Me llamó la atención una luz amarillenta que asomaba por el
ventanuco de una casa que debía ser la del párroco… vendría a dar
casi a dos metros justo encima del oscuro bulto que formaba aquel
pobre desgraciado. Le di algunas vueltas en la cabeza… “tanto esa
bombilla como todo cuanto alumbraba se paga con el dinero para los
pobres… y eso hoy debería incluirme a mi… ¡qué cosas!”.
Mi retina me traía las imágenes del domingo… recordaba con asombro
aquella extraña taberna que hacía las veces de economato y sala de
culto, y cuyo acceso sólo pude franquear mostrando mi libreta de
inscripción marítima; recordaba mi reciente paseo por la vasta
ciudad desconocida; el incómodo viaje en tren; palabras de gente
que conocía; lugares que sentía como propios y que ahora se me
antojaban perdidos para siempre… pensaba en qué haría cuando se me
agotara el dinero… en comerme el orgullo y suplicar amparo a… ¿a
quién?
Las cosas en las que uno pude llegar a pensar… qué te ha llevado a
donde estás… que bien que están los demás… me comería entera una
de esas cajas de galletas que nunca habría imaginado que algún día
querría comer… y una ducha ¡Dios mío, una ducha, por favor!… una
cama… y un poco de silencio.
A estas horas, los chicarrones idealistas de seguirían dormidos en
las camas que sus madres prepararon la mañana anterior. A escasos
metros, alguien tenía más suerte que yo.
Y esas tonterías justas que farfullan en mi mente… que si por qué
el Rey lo es… que si el párroco no trabaja. Pensaba… que tanto el
señor que dormía en la otra esquina como yo mismo, un día fuimos
bebés… como el Rey, y como el párroco, como los chicarrones de
anoche, y como todos los demás. Entonces… entonces sí teníamos
familia… nos hacían carantoñas, importábamos a alguien… ¿dónde
estará hoy toda esa gente?
Por fin de mañana, me acerqué a ver a mi compañero: era ya muy
mayor –incluso pudo haber sido mi padre, el de verdad–. Tenía una
botella junto a él y su rostro reflejaba una mirada a los
infiernos. Me estremecí ante la posibilidad de sufrir como él
hasta su edad.
Tras eso, busqué una cafetería en la que poder tomar mi ansiado
chocolate con churros. Escudriñé un periódico y encontré una
salida que –aunque algunos habrían tachado de fácil–, me sacó de
la calle, de mi parque, me alejó de mi banco y de todo aquello.
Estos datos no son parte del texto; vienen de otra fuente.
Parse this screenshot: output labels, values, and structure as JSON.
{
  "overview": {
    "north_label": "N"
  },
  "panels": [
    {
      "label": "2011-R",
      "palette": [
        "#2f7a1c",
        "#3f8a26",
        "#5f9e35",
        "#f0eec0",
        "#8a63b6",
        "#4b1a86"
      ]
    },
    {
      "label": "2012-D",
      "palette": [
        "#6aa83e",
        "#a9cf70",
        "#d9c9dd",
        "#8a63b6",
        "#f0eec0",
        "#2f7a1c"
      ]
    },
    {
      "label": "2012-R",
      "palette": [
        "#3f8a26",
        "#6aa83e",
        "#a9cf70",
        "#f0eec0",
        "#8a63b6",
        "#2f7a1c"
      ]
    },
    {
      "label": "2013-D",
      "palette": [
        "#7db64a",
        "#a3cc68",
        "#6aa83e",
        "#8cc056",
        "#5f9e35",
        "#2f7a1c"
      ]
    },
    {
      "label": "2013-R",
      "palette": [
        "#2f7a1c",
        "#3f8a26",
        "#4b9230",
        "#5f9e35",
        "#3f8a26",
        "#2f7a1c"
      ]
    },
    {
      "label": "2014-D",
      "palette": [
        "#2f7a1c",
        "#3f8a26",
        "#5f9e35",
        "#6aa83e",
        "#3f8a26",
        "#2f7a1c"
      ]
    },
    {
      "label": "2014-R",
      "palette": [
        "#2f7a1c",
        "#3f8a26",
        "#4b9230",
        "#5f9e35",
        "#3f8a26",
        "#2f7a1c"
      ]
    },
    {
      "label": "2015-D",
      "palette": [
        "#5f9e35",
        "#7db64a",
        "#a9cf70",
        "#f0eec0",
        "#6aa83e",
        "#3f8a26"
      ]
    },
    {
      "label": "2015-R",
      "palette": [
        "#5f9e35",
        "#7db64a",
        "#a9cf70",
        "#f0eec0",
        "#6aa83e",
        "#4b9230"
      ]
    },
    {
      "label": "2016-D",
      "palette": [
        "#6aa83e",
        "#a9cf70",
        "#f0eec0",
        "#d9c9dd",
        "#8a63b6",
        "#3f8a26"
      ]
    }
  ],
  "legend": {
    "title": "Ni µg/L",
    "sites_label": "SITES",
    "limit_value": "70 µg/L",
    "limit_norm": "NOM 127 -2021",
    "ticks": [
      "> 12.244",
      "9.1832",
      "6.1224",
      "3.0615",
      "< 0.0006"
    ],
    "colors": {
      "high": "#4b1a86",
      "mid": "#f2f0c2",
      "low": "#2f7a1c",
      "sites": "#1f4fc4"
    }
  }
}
Han pasado casi nueve años y jamás he vuelto por allí. Un día he
de hacerlo y ver qué ha sido de mi banco, de esos chavales, del
Stella Maris, la bocana, el parque, las dársenas y todo lo demás.
Quién sabe si anoche, alguien durmió en mi banco; encogido,
atento, asustado, con el alma destrozada y sin apenas fuerza para
derramar lágrimas que nadie habrá visto caer.